Elementlerin gölgesinde yaşamak: İnsani hallere dört elementin yansıması
Belki de bu yüzden hayatın içinde dört elementin izlerini arar olduk. Hatta çoğu zaman farkında olmadan bu elementlerle konuşur, sever, kızar, özler ya da sarılır olduk.
İnsan ilişkileri, işte tam da bu dört elementle birlikte anlam kazanır.
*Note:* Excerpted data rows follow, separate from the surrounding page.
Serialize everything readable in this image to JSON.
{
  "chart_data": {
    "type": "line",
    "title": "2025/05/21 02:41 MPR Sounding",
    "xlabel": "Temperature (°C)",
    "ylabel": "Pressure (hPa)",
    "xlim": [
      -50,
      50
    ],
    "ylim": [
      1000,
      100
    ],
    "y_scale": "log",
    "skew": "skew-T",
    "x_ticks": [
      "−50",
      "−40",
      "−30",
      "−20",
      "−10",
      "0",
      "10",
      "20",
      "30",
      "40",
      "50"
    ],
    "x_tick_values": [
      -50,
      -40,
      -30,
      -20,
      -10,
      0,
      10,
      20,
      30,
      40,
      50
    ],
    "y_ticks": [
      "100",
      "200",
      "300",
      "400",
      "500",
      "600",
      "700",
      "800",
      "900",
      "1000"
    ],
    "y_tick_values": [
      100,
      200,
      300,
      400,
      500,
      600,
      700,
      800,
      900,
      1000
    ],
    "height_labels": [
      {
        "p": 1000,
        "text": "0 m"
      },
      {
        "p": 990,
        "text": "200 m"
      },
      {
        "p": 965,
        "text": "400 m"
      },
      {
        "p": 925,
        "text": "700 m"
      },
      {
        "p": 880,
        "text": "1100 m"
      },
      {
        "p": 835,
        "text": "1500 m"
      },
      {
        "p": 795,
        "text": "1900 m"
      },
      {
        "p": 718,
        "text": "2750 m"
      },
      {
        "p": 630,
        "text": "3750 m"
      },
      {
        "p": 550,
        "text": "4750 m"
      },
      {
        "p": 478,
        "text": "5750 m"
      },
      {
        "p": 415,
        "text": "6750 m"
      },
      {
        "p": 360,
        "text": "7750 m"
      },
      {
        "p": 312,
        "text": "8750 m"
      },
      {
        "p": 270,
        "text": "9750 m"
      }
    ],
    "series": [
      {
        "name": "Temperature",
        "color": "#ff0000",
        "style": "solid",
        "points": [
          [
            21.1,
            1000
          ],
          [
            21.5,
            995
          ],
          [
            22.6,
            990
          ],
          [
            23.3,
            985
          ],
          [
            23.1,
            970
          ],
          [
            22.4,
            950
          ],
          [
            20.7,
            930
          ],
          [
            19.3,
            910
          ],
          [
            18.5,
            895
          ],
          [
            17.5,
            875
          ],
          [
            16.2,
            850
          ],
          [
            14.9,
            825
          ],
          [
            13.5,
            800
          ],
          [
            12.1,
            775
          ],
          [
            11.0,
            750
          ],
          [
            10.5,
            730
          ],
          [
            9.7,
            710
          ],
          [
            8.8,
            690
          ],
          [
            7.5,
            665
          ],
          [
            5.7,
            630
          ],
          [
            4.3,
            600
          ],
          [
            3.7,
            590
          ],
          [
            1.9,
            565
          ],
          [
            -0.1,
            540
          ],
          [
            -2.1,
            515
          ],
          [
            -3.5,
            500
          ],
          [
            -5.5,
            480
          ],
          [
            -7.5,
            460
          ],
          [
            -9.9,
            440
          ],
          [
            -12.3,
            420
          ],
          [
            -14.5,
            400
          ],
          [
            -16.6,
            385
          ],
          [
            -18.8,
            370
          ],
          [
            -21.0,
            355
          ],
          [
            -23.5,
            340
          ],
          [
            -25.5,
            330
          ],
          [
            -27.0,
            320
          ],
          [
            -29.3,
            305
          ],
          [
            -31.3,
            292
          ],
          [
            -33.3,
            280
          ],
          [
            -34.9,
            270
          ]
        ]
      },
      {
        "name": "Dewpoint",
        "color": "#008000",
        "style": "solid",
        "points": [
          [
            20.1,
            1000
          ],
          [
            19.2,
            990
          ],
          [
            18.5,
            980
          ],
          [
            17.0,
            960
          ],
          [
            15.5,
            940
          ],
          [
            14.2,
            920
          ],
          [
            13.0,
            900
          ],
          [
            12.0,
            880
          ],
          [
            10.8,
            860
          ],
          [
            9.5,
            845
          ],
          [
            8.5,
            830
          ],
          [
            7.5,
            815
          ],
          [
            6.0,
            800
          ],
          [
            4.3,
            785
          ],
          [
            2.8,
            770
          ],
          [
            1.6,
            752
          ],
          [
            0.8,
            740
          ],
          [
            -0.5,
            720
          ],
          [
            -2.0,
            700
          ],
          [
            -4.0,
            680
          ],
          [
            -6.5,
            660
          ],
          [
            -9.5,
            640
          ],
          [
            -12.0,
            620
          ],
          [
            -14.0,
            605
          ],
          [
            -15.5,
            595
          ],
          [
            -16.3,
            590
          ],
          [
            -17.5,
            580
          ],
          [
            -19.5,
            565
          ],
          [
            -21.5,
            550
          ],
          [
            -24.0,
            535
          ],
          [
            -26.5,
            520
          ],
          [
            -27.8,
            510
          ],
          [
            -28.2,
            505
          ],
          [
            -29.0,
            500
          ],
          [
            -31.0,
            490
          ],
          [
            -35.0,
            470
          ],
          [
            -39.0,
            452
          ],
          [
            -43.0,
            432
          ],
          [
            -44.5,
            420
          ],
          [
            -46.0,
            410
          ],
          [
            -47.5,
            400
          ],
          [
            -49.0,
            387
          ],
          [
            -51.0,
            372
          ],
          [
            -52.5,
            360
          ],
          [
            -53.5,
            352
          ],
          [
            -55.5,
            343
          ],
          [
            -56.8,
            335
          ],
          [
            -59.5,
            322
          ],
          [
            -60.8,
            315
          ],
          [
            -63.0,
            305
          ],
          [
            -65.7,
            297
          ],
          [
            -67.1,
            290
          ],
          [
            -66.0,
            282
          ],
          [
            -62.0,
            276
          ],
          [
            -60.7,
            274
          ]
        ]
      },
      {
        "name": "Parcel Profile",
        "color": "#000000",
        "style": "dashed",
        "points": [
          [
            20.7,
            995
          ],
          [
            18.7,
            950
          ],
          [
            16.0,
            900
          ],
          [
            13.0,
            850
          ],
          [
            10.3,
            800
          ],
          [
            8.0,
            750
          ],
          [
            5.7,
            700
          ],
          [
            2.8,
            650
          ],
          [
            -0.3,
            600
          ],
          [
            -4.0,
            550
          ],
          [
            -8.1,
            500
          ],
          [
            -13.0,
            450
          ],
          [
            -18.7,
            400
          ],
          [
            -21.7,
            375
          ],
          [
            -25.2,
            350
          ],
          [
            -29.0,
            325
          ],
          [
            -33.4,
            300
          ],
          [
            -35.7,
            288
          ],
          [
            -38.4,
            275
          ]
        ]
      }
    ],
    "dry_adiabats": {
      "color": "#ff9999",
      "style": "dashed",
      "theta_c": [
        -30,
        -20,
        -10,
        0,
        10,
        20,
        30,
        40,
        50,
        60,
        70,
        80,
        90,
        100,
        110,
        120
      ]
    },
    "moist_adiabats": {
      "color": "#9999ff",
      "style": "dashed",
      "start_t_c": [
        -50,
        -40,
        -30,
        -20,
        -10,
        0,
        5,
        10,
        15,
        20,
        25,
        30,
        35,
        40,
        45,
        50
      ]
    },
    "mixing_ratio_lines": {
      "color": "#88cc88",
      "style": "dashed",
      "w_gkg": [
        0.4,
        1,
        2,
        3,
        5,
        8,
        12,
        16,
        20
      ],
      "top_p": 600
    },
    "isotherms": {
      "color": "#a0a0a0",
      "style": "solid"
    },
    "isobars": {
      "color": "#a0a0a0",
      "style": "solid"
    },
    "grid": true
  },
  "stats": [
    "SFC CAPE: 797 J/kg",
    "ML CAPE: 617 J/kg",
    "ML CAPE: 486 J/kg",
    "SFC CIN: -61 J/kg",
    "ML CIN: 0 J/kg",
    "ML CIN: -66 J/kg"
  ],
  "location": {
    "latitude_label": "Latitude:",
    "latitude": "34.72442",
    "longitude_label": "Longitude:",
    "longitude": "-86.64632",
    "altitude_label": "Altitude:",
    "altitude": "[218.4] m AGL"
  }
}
Kimi zaman bir annenin çocuğuna duyduğu sabırla, kimi zaman bir dostun derinlikli dinleyişiyle ya da bir eşin sıcaklığıyla… Her biri ayrı bir elementin bize hediyesidir.
Toprak gibi bir dost düşünün. Güven verir, yanındayken kendinizi emniyette hissedersiniz. Sessizdir ama oradadır. Gölgesinde dinlenmek istersiniz. Ne zaman düşseniz, sizi sarsmadan kavrar. Tıpkı çocuklarını anlamaya çalışan bir annenin her sabah aynı sofrayı kurarken sergilediği istikrarlı sevgi gibi… Sabit, sabırlı, sarsılmaz bir bağlılıkla…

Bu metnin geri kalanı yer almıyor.